In Phoenix, for example, an ecumenical festival of faith co-led by Catholic and Lutheran bishops drew 35,000. Also, a special play was commissioned on the subject of reconciliation between cultures, says Father Dale Fushek, diocesan vicar general.

One major focus in Philadelphia was reaching out to those who have been away from the church with a "reconciliation weekend." Five months ahead, the archdiocese set up a toll-free phone line for those who might want to "iron out any wrinkles" before the weekend, advertising on radio, TV, billboards, and subways with the slogan: "If you think you can't make it right, you're wrong."

Swamped with more than 32,000 calls, they've kept the phone line going indefinitely.

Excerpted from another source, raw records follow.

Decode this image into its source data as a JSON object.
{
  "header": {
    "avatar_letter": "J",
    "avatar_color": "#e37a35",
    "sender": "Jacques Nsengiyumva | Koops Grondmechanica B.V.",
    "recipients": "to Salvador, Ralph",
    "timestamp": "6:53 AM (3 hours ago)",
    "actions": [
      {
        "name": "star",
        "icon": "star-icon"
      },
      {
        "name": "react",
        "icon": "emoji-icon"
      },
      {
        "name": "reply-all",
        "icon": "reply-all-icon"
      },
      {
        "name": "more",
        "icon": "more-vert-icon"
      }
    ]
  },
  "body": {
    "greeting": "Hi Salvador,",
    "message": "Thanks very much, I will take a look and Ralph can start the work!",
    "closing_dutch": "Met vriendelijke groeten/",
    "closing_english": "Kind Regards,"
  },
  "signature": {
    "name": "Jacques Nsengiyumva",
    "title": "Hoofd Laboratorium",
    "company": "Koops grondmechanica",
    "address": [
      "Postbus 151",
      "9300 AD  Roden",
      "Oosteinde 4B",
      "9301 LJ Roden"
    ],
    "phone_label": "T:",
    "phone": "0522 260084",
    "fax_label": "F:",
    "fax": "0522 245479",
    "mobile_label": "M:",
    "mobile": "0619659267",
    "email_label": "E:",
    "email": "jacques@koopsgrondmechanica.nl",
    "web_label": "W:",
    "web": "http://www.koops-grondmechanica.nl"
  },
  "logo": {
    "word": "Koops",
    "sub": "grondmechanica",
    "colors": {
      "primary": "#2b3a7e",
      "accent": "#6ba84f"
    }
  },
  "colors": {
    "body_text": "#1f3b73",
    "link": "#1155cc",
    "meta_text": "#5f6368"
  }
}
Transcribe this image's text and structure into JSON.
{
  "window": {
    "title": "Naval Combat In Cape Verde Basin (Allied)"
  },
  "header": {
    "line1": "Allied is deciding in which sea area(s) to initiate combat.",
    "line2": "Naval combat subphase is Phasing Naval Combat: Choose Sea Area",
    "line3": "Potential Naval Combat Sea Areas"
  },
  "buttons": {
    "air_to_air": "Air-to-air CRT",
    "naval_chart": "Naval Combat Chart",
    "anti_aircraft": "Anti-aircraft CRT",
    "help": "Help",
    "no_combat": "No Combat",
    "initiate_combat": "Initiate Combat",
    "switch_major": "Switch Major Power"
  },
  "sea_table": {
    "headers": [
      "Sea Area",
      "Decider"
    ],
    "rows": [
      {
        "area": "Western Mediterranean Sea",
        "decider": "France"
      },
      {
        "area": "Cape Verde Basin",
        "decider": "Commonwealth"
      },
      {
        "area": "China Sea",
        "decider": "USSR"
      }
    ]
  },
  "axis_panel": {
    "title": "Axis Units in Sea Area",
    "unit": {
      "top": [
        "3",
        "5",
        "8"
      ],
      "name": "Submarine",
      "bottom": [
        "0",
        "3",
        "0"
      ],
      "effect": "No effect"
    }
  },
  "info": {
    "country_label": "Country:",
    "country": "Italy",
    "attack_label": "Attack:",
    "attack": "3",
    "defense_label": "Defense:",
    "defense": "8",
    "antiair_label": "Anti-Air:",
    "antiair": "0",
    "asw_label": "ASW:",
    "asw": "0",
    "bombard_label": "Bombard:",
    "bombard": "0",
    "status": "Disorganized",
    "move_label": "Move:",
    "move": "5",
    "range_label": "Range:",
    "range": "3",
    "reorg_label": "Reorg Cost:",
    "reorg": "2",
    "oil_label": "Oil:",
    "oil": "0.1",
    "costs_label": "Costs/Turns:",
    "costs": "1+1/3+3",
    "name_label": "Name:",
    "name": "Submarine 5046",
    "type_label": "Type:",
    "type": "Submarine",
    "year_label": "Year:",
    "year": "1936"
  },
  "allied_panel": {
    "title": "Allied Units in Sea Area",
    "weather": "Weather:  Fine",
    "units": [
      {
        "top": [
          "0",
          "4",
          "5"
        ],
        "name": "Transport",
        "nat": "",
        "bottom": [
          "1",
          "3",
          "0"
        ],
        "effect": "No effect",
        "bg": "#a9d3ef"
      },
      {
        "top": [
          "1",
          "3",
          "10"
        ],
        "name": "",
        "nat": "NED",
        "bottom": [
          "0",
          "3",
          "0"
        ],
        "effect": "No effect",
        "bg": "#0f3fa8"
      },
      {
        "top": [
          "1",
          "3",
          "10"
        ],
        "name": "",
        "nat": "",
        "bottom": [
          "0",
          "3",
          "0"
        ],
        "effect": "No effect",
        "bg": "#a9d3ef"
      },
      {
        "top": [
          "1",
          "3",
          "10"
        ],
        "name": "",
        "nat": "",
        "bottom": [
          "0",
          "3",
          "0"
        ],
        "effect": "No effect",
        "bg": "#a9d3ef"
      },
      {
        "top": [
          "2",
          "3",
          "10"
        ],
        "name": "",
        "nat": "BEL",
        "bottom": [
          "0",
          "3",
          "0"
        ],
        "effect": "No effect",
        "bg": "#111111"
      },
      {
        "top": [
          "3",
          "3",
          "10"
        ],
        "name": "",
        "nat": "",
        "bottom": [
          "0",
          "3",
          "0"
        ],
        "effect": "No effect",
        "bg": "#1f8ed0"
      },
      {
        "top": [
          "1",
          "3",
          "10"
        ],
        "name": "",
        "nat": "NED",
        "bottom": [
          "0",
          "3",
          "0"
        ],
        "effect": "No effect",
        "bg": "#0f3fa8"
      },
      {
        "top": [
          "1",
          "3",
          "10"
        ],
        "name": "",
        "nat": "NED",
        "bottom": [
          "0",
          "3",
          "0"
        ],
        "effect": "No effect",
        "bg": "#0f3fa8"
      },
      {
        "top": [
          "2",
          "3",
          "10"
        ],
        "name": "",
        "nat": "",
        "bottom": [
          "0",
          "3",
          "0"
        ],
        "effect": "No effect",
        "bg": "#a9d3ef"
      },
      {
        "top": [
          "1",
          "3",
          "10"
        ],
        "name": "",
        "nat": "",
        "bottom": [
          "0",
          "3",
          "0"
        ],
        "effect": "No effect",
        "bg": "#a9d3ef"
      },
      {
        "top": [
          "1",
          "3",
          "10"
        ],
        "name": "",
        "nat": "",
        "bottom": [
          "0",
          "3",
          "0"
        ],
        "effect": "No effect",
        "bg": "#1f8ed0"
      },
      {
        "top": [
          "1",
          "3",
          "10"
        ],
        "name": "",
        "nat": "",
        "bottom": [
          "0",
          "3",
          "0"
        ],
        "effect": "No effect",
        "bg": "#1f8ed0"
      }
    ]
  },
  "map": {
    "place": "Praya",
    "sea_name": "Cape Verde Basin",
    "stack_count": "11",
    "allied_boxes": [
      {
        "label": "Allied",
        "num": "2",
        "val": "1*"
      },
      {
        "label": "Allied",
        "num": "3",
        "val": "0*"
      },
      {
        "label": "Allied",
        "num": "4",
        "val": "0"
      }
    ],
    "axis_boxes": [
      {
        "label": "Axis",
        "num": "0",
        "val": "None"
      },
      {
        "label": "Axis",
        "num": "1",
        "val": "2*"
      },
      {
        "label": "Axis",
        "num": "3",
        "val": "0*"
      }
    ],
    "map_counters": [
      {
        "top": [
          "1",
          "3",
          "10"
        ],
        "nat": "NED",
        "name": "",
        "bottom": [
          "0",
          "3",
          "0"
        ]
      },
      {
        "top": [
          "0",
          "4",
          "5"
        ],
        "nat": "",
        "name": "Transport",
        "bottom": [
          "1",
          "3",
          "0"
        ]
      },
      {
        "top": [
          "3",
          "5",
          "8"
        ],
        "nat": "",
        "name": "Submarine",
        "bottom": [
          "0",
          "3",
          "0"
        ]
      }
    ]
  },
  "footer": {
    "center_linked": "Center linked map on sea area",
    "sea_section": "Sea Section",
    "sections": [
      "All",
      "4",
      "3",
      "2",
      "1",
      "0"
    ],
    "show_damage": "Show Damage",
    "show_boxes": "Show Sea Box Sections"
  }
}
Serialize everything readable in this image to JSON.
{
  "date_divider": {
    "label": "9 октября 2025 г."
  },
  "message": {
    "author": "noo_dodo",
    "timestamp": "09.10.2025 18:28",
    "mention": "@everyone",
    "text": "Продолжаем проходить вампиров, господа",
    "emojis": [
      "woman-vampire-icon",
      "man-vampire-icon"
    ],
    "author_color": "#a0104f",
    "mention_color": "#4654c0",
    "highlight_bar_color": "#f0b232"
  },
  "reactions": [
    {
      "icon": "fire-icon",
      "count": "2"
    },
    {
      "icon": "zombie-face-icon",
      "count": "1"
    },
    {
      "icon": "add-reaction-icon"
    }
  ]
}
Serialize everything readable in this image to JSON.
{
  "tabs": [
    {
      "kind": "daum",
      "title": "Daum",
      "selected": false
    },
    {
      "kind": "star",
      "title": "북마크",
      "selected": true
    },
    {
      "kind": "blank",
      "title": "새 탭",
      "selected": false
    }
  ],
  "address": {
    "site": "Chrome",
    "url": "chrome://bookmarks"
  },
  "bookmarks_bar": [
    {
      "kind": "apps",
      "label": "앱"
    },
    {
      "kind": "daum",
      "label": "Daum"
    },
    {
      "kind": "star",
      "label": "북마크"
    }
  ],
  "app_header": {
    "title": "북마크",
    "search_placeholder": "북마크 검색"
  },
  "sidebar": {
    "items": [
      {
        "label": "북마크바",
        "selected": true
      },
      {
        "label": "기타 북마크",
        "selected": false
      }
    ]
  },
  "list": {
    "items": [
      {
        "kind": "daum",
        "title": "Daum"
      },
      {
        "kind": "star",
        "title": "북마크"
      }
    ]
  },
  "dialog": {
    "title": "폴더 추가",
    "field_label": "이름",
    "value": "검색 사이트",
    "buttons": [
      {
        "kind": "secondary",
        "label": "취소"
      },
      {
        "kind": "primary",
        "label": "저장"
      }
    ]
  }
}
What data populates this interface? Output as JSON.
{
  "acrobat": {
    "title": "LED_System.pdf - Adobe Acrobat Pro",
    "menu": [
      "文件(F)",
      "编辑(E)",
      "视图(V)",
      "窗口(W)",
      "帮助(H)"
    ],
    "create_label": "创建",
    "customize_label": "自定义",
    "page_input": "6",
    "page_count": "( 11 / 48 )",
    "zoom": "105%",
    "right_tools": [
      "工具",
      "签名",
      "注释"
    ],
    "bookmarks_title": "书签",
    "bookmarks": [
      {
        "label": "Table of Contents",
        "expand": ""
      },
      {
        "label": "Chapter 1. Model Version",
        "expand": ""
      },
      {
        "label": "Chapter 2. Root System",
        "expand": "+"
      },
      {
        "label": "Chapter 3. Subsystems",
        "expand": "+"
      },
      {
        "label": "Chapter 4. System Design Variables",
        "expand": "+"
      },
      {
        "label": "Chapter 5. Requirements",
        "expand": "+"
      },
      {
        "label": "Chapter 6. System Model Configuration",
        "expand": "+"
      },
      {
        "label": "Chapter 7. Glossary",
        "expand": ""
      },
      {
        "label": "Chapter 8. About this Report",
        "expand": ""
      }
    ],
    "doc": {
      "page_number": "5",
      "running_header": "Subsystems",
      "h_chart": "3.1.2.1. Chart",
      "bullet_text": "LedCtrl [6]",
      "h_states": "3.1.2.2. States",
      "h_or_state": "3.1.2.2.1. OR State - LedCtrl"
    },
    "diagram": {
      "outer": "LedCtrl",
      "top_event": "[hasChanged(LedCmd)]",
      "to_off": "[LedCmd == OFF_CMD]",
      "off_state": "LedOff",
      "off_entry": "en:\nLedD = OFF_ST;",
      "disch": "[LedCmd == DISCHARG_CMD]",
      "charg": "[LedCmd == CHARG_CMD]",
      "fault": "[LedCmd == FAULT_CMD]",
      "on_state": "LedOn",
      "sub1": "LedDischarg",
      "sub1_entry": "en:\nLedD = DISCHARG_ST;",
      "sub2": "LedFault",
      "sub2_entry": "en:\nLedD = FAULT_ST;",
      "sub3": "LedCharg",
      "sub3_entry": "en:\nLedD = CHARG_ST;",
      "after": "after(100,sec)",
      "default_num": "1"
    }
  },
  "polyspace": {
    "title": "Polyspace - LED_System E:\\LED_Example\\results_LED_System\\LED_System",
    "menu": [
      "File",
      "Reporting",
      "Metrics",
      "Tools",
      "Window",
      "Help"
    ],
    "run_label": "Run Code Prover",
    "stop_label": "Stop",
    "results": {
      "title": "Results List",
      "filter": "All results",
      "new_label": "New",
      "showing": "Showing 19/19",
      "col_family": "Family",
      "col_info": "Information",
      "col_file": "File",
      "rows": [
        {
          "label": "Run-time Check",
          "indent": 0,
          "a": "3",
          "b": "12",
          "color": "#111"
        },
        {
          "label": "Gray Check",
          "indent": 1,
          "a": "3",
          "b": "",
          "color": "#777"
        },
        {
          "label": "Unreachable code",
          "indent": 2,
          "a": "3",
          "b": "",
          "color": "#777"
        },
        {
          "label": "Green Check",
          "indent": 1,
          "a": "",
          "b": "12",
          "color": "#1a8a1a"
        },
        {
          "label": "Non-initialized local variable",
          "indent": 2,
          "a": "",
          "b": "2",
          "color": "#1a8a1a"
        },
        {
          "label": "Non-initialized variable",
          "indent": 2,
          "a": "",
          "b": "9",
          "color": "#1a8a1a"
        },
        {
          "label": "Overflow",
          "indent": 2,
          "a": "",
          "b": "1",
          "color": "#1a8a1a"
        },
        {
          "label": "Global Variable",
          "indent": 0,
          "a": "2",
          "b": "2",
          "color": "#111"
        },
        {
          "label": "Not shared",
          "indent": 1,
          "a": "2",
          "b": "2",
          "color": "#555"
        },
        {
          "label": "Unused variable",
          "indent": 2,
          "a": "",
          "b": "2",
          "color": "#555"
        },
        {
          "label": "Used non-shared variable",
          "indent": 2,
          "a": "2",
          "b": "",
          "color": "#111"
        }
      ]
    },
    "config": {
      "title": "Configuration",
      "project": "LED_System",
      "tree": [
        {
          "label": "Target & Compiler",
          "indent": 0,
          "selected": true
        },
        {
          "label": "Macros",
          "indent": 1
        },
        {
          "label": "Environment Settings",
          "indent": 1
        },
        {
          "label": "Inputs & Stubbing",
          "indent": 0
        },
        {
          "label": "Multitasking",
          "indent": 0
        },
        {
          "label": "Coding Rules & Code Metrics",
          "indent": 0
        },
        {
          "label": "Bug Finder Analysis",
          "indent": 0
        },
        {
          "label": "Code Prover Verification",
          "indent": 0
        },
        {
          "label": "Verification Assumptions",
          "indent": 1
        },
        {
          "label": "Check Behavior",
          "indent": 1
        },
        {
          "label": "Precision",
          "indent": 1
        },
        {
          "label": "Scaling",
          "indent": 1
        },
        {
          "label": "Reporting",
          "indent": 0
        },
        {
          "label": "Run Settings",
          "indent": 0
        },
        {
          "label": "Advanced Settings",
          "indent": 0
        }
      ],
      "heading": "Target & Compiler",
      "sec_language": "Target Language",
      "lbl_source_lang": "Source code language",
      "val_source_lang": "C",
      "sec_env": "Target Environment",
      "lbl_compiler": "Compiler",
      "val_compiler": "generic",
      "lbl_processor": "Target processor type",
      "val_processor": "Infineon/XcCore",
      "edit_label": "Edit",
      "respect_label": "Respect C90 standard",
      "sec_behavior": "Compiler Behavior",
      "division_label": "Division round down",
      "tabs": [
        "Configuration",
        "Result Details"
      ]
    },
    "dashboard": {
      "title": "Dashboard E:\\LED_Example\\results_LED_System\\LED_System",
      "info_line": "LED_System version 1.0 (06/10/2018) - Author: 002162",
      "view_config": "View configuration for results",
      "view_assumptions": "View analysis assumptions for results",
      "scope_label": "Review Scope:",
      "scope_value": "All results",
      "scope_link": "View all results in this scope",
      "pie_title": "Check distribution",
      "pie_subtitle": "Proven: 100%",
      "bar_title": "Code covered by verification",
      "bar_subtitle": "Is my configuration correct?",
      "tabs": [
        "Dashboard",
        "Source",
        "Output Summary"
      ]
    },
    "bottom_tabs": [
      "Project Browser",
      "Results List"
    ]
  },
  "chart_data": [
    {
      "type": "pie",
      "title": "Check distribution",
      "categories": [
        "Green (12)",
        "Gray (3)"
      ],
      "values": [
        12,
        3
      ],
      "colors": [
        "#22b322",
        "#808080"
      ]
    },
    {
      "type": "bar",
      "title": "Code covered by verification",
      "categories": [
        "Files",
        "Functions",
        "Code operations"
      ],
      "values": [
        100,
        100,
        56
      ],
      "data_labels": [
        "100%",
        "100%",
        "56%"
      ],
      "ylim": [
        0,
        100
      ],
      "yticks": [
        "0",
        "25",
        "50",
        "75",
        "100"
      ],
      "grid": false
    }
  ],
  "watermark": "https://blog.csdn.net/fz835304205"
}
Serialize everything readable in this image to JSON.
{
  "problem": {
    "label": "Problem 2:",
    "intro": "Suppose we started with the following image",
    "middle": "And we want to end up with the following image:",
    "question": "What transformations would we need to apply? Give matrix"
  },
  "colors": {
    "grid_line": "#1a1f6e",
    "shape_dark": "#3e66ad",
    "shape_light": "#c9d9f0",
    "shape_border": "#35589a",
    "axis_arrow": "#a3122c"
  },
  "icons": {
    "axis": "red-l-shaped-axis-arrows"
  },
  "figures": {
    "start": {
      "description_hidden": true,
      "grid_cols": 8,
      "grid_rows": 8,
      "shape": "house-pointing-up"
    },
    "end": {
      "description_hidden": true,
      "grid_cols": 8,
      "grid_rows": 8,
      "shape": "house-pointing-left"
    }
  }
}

More than 100,000 showed up at reconciliation weekend, and an estimated 35 percent were people who had been away from church for at least five years, says John Tague, of the archdiocese evangelization and renewal office.

"What I've discovered going around the country," Mr. Henderson says, "is that the power of jubilee year is not so much in church activities as in personal conversion - people reflecting on how their lives are a mirror of the gospel, and then making changes." Lucas Smolic aims for changes in himself and in his church. At a youth gathering in Ohio earlier this year, he found many who shared his views. Once he gets a better grasp on Catholicism, he says, he wants to work with them to "start a whole new era of the church."

*Richard Wentworth contrib-uted to this story from Rome.